Studies of Si[sub 1−x]C[sub x] Electrode Materials Prepared by High-Energy Mechanical Milling and Combinatorial Sputter Deposition

A review of recent literature on Si:C composite and nanocomposite electrode materials is first presented emphasizing that most authors do not compare the experimental specific capacity of the composite with that expected based on the phases present. We provide such a comparison and suggest that much of the apparent confusion in the literature, when taken as a whole, can be understood if nanocomposites prepared by "aggressive" methods like high energy milling and high temperature heat-treatment contain significant amounts of amorphous or nanocrystalline SiC. In order to help resolve the confusion, samples of Si 1-x C x were prepared by high-energy mechanical milling for 0.25 < x < 0.5 and by combinatorial co-sputtering for 0 < x < 0.8. X-ray diffraction shows the mechanically milled samples to be a mixture of nanocrystalline SiC and Si. Electrochemical studies of the mechanically milled samples show that the attained specific capacity can be described accurately assuming that the Si is active and can reversibly react with 3.75 Li atoms per Si atom (Li 15 Si 4 ), while the SiC is inactive. The co-sputtered samples are amorphous or extremely nanostructured for all x.

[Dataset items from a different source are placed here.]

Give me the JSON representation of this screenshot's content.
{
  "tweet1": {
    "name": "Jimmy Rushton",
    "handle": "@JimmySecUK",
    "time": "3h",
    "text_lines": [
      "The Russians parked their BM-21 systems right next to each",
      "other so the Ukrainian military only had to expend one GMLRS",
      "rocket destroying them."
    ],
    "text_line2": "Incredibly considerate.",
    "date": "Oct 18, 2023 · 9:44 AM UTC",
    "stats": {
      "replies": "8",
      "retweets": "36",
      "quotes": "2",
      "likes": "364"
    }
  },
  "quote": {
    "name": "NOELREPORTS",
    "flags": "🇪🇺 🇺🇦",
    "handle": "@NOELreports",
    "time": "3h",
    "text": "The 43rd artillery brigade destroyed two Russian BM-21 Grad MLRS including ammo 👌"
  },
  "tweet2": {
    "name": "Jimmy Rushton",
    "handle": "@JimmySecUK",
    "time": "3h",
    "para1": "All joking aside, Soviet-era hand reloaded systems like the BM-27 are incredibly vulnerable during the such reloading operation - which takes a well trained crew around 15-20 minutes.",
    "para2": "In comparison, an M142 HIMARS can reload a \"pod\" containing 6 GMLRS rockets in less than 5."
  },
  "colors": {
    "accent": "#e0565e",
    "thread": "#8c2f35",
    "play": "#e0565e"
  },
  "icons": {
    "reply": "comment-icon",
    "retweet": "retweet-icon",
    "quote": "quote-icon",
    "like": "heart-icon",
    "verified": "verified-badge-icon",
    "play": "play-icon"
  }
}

For 0 < x < 0.5, the specific capacity decreases with increasing x, from about 3580 mAh/g at x = 0, to about 1000 mAh/g at x = 0.5, presumably due to the formation of inactive regions of a-SiC. The capacity of the co-sputtered samples does not reach small values at x = 0.5, unlike the ballmilled samples, because there are presumably some regions of a-Si and a-C among the inactive a-SiC regions due to the high quenching rate of the sputtering process. Commercially relevant compositions are identified.